Anne Hidalgo, maire de Paris, avait évoqué sa "fierté" en novembre dernier quant au nouveau vote de cette subvention. LP Delphine Goldsztejn
Anne Hidalgo, maire de Paris, avait évoqué sa "fierté" en novembre dernier quant au nouveau vote de cette subvention. LP Delphine Goldsztejn

    C’est l’une des subventions qui était au cœur des critiques de l’opposition à Anne Hidalgo. La Cour administrative d’appel de Paris a annulé vendredi une subvention de 100 000 euros octroyée en 2019 par la Ville de Paris à l’ONG SOS Méditerranée, jugeant que la mairie avait interféré avec la politique étrangère de la France. « Extrêmement fière que la majorité municipale vote la subvention de 100 000 euros à cette association indispensable. Il y va de notre dignité et de nos valeurs », tweetait, en novembre, la maire PS.

    En accordant cette aide, « le Conseil de Paris doit être regardé comme ayant entendu prendre parti et interférer dans des matières relevant de la politique étrangère de la France et de la compétence des institutions de l’Union européenne, ainsi que dans des différends, de nature politique, entre États membres », jugent les magistrats. Une subvention pourtant octroyée chaque année depuis 2016 à cette association d’aide aux migrants.

    Depuis 2015, SOS Méditerranée a régulièrement affrété des bateaux en Méditerranée pour sauver des migrants tentant de rejoindre l’Europe par la mer. Ses expéditions, et celles d’autres ONG, ont été la source de brouilles diplomatiques entre États membres de l’UE, qui se sont renvoyé la responsabilité d’accueillir les migrants secourus.

    Une subvention qui irritait l’extrême droite italienne

    En juillet 2019, la mairie de Paris, dirigée par la socialiste Anne Hidalgo, avait décidé d’octroyer une aide de 100 000 euros à SOS Méditerranée et de décorer les capitaines d’un navire humanitaire d’une autre ONG, poursuivies par la justice en Italie pour aide à l’immigration clandestine. Cette décision avait outré l’extrême droite italienne, notamment le ministre de l’Intérieur de l’époque, Matteo Salvini.

    Le tribunal parisien rappelle « qu’une collectivité territoriale ne saurait (…) méconnaître les engagements internationaux de la France ni, en attribuant une subvention, prendre parti dans un conflit ou un différend international de nature politique ou interférer dans la conduite de la politique extérieure de la France ».



    Or, « les responsables de l’association ont, aussi, publiquement critiqué, et déclaré vouloir contrecarrer par leur action les politiques définies et mises en œuvre par l’Union européenne et les États membres en matière d’immigration et d’asile », notent les magistrats. « Le Conseil de Paris a entendu s’approprier les critiques de cette association à l’encontre de ces politiques migratoires », ajoutent-ils, citant la teneur des débats à ce sujet en son sein.
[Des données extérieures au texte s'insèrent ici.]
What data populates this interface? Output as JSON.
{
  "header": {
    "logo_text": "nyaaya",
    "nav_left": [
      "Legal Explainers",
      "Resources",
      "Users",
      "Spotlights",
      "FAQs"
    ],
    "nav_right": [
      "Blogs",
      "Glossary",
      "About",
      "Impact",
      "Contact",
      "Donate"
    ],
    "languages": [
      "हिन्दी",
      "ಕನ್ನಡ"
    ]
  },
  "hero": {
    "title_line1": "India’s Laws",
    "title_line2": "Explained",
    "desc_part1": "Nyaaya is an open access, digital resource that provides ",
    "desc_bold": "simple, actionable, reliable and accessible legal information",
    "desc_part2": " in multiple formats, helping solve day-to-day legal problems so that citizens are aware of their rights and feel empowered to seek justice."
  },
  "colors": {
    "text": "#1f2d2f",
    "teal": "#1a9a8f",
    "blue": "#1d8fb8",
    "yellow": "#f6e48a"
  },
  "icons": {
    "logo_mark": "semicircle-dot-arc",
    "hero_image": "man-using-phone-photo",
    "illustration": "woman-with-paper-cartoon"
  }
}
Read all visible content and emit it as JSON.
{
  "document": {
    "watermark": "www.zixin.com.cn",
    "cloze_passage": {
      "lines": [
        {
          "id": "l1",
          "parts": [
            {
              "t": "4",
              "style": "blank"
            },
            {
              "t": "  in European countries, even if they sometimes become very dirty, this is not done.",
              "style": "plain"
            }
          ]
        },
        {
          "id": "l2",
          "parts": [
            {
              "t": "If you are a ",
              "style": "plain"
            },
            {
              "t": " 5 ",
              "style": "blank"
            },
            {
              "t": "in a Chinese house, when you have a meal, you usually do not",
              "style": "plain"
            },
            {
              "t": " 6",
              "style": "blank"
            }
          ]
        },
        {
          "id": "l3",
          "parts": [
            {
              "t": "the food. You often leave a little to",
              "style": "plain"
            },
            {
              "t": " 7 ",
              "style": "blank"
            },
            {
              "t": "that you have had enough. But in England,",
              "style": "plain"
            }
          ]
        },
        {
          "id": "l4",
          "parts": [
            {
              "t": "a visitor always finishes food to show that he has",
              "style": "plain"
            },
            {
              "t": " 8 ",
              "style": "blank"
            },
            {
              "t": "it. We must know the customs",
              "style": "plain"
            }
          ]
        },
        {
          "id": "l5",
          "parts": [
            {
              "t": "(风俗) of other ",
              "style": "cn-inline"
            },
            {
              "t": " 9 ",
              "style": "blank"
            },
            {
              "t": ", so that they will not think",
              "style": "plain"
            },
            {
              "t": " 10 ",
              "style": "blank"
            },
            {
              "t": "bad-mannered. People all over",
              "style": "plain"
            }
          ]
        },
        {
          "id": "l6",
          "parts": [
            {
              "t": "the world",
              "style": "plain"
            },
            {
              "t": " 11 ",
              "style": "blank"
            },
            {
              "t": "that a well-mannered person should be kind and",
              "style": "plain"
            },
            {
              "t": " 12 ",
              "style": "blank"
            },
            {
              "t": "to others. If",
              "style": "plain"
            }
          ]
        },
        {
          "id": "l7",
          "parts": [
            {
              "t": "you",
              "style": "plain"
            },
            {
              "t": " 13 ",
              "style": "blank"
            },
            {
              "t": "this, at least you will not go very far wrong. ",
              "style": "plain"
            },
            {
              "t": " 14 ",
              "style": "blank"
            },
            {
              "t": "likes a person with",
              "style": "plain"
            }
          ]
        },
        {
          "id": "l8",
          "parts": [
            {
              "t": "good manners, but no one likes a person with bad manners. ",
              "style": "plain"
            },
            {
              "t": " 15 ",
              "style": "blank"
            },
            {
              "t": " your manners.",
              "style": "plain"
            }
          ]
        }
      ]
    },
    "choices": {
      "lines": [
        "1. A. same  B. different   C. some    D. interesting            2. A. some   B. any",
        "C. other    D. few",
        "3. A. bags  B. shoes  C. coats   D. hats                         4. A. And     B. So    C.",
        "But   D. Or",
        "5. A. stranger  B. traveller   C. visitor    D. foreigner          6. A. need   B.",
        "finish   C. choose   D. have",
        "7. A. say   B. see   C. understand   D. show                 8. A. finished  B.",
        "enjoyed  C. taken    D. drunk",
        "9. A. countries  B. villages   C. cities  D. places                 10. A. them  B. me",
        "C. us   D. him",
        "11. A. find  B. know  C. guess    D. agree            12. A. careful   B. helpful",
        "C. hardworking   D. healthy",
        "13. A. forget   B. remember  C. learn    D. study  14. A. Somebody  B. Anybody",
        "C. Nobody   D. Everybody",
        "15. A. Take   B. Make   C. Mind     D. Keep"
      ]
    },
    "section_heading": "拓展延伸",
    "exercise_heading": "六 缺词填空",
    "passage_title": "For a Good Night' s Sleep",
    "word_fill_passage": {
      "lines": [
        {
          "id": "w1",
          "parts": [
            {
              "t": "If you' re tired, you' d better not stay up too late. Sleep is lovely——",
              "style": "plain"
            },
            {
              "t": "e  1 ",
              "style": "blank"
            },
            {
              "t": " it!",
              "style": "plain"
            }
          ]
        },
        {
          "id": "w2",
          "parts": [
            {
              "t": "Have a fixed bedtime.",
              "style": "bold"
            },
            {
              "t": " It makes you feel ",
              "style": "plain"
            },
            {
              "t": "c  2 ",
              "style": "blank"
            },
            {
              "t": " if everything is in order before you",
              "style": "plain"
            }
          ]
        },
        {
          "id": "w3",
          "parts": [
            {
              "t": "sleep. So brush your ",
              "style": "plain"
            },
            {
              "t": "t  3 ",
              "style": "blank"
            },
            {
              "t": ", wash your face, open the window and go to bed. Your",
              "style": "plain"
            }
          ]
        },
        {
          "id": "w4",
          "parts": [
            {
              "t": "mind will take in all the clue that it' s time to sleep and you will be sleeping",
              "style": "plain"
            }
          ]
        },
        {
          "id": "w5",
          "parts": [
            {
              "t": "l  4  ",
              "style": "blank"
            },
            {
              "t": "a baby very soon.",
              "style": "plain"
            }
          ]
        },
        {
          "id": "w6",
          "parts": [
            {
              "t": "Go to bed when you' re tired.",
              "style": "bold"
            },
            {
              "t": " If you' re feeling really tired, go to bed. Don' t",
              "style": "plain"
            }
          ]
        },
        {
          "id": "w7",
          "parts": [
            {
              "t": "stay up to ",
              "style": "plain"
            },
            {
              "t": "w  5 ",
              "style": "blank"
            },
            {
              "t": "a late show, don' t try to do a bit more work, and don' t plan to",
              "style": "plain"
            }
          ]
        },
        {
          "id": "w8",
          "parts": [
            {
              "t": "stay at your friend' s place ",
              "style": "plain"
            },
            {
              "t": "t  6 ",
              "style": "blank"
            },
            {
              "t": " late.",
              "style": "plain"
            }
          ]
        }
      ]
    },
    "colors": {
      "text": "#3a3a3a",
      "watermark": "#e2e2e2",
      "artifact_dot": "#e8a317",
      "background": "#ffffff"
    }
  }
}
    Dans la série du Parisien sur les comptes de la capitale, au plus de 7 milliards d’euros de dettes, nous rappelions une précédente décision de justice au sujet de « fonds municipaux donné à des causes qui peuvent être jugées très éloignées du quotidien des Parisiens ». En effet, le tribunal administratif avait validé la possibilité pour une collectivité de voter une telle subvention, au nom du droit propre à la « coopération décentralisée ».

    « Les Parisiens, qui ont parfaitement su accueillir les réfugiés ukrainiens, n’ont pas besoin d’un tel vœu pour être sensibilisés au problème des migrants, avait déclaré David Alphand, le vice-président du groupe LR au Conseil de Paris, dans les colonnes du Figaro. S’il y a 100 000 euros de trop à Paris, avait ajouté l’élu du XVIe, qu’on en fasse profiter les crèches de la capitale. »

    Jointe par l’AFP vendredi après-midi, la mairie de Paris n’était pas en mesure de commenter la décision. De son côté, l’ONG a indiqué qu’elle « s’inquiète vivement » de la décision du tribunal et dit étudier « très sérieusement la possibilité d’un recours devant le Conseil d’État ». Elle a rappelé que « le sauvetage en mer n’a rien de politique, c’est une action humanitaire, qui relève d’une obligation morale et légale, garantie par des conventions internationales ».